A friend’s Facebook recently sparked off a train of thought. Stu likes to post pictures, his is a happy Facebook, one where he shares images of a smiling family playing outdoors and also his recent climbing exploits. Of late there have been photographs of classic North Wales climbing, the routes I lived and breathed in my teens. Of note to me a climb called First Slip an E1 (climbing parlance describing difficulty) at Tremadog and a series of routes on Dinas Cromlech including Cenotaph Corner E1. It was the first time Stu had climbed the Corner in 17 years and it reminded me of a childhood promise. I was going to lead it on or before my 16th birthday or come back when I was 65. In the end I stood below it a couple of days before my birthday and psyched out; in all fairness it is an austere place. However, just days before I climbed a route on it’s right wall, Cemetery Gates which now receives the same grade and on my birthday I climbed First Slip. Many more routes of that grade were climbed that summer and I kept my word by not coming back to climb the Corner leaving it as a pensioner’s present to himself.

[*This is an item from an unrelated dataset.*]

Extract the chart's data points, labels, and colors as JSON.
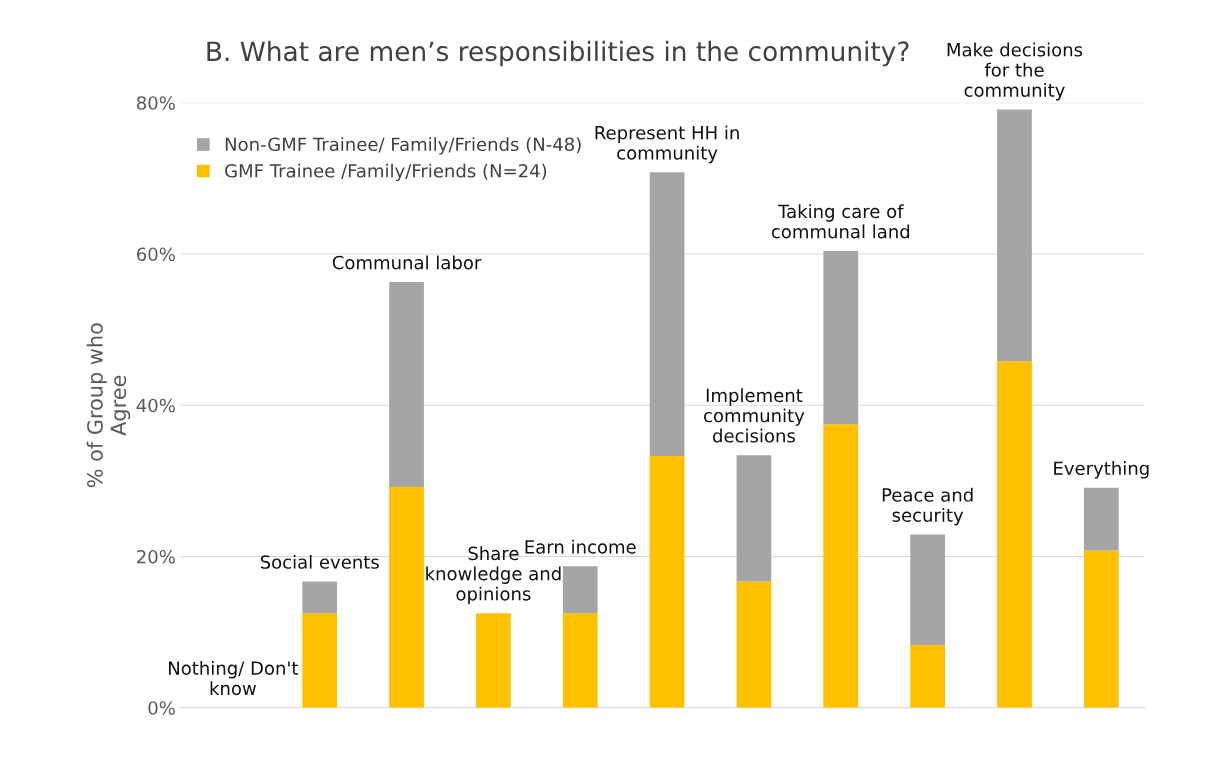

The thing is two years ago I noticed something spooky from that period of my life. I was trying to figure out why I might have spent extended periods of time in the countries and States that I have been fortunate enough to call home; Australia, Nepal, Colorado and Alaska are a strange cocktail after all. It suddenly occurred to me that there had been a series of small posters on my wall at school and I had spent a lot of time looking at them. Each of these pictures had depicted a climb in the countries I have mentioned. Now I do not believe that I have done any of the climbs (although routes close to a few of them now provide memories & stories), I am though blown away that mental images from my teens can so shape my life.

Here is the thing, over the last 5 years I have let my fitness slip and I am not really on track to accomplish my promise. It is time to do something about it and I am now wondering if they give discounts for airfares booked 21 years in advance.

What strong images have shaped your life?